Вот и полдень наконец-то, но после полудня время тянется бесконечно. Небо словно стена, облицованная синей глазурованной плиткой, ни ветерка, ничто не шелохнется, холод космический; разок прогремело где-то в долине Гургелена – лавина сошла; часов в пять из Французова перелеска приходит Мани, одетый по-будничному – ни тебе галстука, ни шляпы, – за ним на некотором расстоянии следует Рес Штирер со своим сыном Штёффу. Мани, оставив палку у дверей своего дома, входит через кухню. В горнице уже сидят Ёггу и Алекс, а жена Мани стоит у окна и смотрит куда-то в сторону Маннеренвальда. Старый Штирер усаживается на скамье перед входом в дом, молодой, Штёффу, идет за угол к черному ходу.
– Прошелся до водопада, – говорит Мани, – водопад замерз, а тут как раз и солнце закатилось за Цолленграт, большущее такое, красное.
– Не иначе дня через два опять снег повалит, – говорит Алекс. Ёггу замечает, мол, надо бы Мани – господину Мани – одеться потеплее, по нынешней-то стуже, а то как бы не простыл.
– С чего это ты меня господином величаешь? – удивляется Мани.
– А с того, что мой отец Ваути Лохер, – отвечает Ёггу.
– Значит, Ваути раскололся, – говорит Мани, обернувшись к жене. Та ничего не отвечает.

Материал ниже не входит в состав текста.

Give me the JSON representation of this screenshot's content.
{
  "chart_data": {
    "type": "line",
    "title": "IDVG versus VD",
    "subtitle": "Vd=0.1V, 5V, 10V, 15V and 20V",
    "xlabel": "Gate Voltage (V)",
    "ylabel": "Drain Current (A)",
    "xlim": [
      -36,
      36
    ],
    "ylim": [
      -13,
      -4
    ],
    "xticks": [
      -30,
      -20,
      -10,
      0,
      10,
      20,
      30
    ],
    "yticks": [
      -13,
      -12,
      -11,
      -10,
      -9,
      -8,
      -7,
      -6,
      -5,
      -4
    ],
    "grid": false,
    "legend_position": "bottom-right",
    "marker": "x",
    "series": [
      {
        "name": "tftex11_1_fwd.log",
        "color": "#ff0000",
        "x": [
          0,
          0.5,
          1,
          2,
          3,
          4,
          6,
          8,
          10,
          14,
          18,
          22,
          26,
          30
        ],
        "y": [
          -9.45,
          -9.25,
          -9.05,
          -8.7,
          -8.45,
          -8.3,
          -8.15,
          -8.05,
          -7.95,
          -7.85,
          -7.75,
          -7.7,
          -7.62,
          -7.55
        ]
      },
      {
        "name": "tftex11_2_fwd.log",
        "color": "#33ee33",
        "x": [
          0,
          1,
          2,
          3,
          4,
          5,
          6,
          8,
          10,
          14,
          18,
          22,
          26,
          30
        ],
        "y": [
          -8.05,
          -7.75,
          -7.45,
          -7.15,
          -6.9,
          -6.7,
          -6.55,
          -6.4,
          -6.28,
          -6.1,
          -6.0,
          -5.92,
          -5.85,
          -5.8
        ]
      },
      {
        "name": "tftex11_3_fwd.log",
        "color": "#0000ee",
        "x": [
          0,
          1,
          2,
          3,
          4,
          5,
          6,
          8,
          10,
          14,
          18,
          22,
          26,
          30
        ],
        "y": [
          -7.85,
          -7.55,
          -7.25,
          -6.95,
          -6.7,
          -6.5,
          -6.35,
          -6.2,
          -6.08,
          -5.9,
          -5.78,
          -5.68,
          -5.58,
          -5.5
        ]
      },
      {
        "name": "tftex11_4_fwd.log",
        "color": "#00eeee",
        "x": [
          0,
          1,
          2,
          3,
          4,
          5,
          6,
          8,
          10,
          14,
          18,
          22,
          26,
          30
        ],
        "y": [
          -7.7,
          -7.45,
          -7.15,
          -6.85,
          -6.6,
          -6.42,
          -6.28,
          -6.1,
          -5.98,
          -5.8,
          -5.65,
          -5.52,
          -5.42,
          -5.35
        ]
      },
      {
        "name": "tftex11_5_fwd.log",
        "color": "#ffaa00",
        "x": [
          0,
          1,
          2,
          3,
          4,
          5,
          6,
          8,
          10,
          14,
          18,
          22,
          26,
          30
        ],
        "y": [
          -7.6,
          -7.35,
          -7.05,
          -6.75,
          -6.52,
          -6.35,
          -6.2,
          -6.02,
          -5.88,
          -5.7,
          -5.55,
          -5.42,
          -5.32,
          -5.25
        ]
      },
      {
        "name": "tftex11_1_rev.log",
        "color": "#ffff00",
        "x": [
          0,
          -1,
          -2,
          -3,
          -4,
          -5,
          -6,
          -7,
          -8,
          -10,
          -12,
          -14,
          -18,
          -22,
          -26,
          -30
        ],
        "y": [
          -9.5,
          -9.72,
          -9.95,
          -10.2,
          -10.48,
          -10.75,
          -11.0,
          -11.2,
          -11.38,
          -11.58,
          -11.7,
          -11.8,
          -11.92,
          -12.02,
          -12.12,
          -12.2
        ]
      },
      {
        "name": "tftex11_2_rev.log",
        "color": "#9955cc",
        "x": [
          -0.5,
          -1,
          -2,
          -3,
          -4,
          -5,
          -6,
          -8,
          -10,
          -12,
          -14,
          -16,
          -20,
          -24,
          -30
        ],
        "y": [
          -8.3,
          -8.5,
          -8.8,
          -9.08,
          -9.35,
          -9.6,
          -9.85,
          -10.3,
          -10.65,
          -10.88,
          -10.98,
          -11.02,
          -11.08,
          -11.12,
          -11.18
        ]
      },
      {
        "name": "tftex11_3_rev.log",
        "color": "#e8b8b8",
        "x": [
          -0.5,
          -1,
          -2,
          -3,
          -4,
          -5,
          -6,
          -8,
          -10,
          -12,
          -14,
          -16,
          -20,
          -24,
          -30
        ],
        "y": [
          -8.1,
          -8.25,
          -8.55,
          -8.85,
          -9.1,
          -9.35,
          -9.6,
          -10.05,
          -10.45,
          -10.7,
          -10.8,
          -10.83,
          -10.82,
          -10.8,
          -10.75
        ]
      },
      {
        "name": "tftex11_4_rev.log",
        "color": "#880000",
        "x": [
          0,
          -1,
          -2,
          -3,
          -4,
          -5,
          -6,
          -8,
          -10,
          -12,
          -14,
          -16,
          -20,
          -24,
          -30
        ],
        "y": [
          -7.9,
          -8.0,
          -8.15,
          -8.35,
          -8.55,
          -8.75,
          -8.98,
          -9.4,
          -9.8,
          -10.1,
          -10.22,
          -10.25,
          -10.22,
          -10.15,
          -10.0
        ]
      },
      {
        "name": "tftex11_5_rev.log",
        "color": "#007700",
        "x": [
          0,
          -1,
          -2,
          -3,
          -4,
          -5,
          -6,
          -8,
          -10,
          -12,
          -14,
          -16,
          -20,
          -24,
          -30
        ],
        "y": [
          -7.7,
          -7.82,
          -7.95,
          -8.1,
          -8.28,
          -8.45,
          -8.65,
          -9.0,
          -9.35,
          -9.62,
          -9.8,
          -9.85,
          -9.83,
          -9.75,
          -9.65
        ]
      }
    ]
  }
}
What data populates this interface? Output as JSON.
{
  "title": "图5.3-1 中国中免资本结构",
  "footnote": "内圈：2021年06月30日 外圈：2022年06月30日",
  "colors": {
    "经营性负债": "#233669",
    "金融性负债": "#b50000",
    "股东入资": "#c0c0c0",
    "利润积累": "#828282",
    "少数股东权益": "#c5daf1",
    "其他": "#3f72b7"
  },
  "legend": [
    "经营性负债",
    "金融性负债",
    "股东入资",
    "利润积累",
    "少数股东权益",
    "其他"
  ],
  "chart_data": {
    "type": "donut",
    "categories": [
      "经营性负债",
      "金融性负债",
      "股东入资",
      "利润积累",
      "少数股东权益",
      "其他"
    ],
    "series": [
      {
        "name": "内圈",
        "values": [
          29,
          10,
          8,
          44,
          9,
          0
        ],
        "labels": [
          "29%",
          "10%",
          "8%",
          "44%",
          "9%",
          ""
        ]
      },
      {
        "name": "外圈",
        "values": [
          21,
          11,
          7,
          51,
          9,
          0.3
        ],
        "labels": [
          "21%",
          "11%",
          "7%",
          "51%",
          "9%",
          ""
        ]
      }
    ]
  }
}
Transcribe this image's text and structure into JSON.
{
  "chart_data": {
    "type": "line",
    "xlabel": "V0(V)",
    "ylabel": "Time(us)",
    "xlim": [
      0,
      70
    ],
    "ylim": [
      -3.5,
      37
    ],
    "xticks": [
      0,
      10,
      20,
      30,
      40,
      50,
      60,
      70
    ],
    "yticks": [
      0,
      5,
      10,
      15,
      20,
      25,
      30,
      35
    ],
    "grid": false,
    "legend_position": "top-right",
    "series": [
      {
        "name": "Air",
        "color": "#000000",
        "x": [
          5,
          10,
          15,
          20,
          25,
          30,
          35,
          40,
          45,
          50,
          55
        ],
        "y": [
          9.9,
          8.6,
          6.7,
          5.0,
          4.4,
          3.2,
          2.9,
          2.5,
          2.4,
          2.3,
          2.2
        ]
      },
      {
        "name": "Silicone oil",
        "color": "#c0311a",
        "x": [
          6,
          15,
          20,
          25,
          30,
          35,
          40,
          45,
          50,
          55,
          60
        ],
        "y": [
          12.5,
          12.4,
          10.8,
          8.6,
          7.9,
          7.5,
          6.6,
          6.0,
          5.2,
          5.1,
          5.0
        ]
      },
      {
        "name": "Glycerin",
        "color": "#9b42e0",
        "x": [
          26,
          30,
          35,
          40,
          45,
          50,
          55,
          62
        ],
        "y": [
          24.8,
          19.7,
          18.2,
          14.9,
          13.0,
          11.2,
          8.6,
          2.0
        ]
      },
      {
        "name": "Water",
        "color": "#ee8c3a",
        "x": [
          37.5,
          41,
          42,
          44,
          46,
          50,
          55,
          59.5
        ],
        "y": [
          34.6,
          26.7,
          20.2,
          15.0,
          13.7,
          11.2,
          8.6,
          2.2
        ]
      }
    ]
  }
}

Ёггу встает. Громадный, вообще-то добродушный крестьянский парень. Когда она от Лохера понесла, он хотел ее с собой в Канаду забрать, зло говорит Ёггу. Так она, мамаша, корова эдакая, не поехала, а вышла замуж за Мани, у которого двор с гулькин нос. А не вышла бы, так жил бы он, Ёггу, сейчас в Канаде, ворочал бы миллионами, а не торчал тут, не ходил бы в бесплатных батраках у собственного отчима, не мыкался бы без гроша в кармане, он же и жениться не может, потому как денег нет.
– Да вы же миллион огребете, – говорит Мани. Живется тут, в деревне, тяжело, конечно, кто спорит, и не дом у них, а развалюха, это верно, но скоро жизнь у них пойдет получше, и работать станет выгодней, когда они обзаведутся современным коровником и трактором. Не только Ёггу и его матушка заживут лучше – и Алекс, и вся деревня.
– А я не собираюсь делиться с Алексом, – ерепенится Ёггу. – Это мой миллион. Современный коровник, трактор? Дудки. Миллион заберу – и в Канаду. С Лохером уж как-нибудь договоримся, он даст еще парочку миллионов. В конце концов, он же отец. Все говорят, я на Лохера похож.
– Верно, – подает голос Алекс, все это время молчавший. Всякие там сельскохозяйственные новшества – это чепуха. Но свою половину миллиона он никому не отдаст. Ему уже тридцать восемь лет. На полмиллиона он и в городе сможет жить получше, чем тут.
– Кто это тут языком болтает про миллион или полмиллиона? – осаживает его Мани. Миллион получает вся семья, то есть треть миллиона получит жена Мани, и Ёггу с Алексом тоже по одной третьей.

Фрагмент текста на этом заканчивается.